Visto por la Ilma. Sra. doña Inocencia Eugenia Cabello Díaz, Magistrado de la Sección Primera de la Audiencia Provincial de Las Palmas, actuando como órgano unipersonal y en grado de apelación, el Rollo de Apelación nº 726/2013, dimanante de los autos del Juicio de Faltas nº 3.496/2013 del Juzgado de Instrucción número Cuatro de Las Palmas de Gran Canaria, seguidos entre partes, como apelante, doña Catalina y doña Leticia , defendidas por el Abogado don Wilgis Sosa Galván, y, como apelados, EL MINISTERIO FISCAL, en ejercicio de la acción pública, don Eduardo y don Isidoro .
Antecedentes
PRIMERO.- Se aceptan los antecedentes de hecho de la sentencia apelada.

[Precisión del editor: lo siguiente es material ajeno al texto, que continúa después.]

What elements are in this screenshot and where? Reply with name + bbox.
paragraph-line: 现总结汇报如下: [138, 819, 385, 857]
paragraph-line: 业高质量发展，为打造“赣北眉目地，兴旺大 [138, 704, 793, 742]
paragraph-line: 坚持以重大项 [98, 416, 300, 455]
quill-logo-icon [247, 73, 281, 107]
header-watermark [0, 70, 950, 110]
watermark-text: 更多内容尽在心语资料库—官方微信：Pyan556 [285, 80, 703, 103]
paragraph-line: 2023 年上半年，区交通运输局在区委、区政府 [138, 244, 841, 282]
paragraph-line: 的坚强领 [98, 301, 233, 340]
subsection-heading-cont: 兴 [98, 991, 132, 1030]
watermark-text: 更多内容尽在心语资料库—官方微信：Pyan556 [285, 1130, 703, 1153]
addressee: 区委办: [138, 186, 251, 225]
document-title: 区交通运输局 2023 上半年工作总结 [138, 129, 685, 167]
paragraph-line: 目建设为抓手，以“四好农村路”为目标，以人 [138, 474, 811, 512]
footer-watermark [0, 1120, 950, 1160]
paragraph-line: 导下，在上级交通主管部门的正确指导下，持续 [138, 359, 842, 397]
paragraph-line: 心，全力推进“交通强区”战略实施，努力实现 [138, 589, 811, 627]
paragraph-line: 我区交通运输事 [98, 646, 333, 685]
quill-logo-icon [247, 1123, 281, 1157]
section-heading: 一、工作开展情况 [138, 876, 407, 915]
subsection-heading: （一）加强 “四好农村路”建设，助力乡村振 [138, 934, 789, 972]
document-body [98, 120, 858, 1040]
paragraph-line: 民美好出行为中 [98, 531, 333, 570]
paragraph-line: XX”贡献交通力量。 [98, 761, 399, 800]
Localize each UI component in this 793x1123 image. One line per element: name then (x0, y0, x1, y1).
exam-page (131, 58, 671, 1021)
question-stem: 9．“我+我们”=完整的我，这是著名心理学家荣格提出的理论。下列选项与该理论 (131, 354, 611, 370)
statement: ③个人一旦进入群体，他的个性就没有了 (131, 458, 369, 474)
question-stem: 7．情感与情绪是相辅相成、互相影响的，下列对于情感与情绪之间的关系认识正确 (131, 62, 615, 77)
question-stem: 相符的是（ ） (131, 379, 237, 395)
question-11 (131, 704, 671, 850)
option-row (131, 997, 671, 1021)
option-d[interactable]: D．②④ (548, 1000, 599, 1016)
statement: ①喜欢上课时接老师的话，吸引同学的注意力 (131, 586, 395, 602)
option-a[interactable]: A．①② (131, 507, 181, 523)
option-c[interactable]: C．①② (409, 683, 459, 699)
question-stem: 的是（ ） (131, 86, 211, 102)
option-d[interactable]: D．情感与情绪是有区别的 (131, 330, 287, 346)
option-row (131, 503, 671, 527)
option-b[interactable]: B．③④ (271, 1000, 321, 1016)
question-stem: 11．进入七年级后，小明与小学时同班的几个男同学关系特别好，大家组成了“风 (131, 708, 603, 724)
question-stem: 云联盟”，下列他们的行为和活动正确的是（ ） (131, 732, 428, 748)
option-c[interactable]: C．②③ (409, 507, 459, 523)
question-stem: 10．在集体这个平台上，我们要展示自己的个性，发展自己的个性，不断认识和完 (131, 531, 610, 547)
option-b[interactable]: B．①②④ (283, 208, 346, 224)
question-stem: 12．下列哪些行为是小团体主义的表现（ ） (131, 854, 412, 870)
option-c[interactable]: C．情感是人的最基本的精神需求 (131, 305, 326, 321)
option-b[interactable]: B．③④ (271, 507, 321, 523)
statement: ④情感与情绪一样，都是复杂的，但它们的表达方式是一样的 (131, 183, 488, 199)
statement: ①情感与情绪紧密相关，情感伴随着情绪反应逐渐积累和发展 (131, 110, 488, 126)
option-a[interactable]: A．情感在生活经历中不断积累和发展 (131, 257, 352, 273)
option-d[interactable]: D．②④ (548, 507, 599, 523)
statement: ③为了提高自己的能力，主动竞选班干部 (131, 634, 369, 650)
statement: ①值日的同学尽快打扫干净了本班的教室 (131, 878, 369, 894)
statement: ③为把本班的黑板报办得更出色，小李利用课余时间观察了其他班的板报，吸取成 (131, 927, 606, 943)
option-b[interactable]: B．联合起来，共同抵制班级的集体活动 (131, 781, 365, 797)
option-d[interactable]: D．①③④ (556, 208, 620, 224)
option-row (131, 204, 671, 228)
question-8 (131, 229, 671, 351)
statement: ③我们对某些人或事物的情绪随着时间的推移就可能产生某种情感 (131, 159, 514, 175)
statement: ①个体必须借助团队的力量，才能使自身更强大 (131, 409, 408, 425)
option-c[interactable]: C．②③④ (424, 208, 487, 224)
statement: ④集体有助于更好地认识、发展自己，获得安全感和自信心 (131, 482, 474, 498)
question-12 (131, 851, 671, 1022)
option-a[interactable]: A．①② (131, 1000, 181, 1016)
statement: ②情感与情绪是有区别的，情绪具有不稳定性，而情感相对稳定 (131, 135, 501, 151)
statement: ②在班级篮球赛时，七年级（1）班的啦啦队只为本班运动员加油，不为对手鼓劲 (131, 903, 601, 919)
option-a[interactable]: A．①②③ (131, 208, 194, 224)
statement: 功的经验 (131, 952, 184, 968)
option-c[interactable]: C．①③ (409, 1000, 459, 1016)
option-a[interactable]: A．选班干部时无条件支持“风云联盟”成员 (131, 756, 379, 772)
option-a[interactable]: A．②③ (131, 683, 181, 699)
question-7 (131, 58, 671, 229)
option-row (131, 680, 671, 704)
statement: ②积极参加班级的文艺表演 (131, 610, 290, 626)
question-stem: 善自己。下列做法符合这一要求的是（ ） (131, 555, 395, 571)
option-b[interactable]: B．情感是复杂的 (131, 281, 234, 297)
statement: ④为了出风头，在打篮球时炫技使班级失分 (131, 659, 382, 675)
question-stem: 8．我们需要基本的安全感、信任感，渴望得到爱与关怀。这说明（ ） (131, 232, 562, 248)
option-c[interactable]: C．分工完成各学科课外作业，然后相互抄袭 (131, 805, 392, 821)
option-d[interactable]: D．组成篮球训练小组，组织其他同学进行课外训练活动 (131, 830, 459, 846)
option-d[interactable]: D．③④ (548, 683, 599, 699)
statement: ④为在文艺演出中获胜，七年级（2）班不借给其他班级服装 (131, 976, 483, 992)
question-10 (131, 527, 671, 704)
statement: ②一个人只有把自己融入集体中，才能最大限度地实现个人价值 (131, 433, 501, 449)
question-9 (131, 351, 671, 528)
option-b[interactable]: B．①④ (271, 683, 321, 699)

SEGUNDO.- Por el Juzgado de Instrucción número Cuatro de Las Palmas de Gran Canaria, en el Juicio de Faltas nº 3.496/2013 en fecha veinticinco de junio de dos mil trece se dictó sentencia conteniendo la siguiente declaración de Hechos Probados:
'PRIMERO: Queda probado y así se declara que, sobre las 10'30 horas del día 26 de Mayo de 2.013, cuando Rodrigo se disponía a salir de su domicilio, sito en la URBANIZACIÓN000 , NUM000 viviendas, bloque NUM001 , portal NUM001 , de este municipio, se le acercó su vecina, Catalina , quien, debido a las malas relaciones que mantiene con aquélla le gritó: 'desgraciado, chulo, eres un mierda, te voy a coger el coche y te lo voy a quemar..', gritos que provocaron que se asomara a la ventana otro vecino del edificio, Isidoro , al que Catalina le dijo: 'tú zorro, que dejas la puerta abierta y luego Rodrigo me echa la culpa a mí.', '¿qué?, me vas a tirar del muro, que me lo han dicho por ahí.'.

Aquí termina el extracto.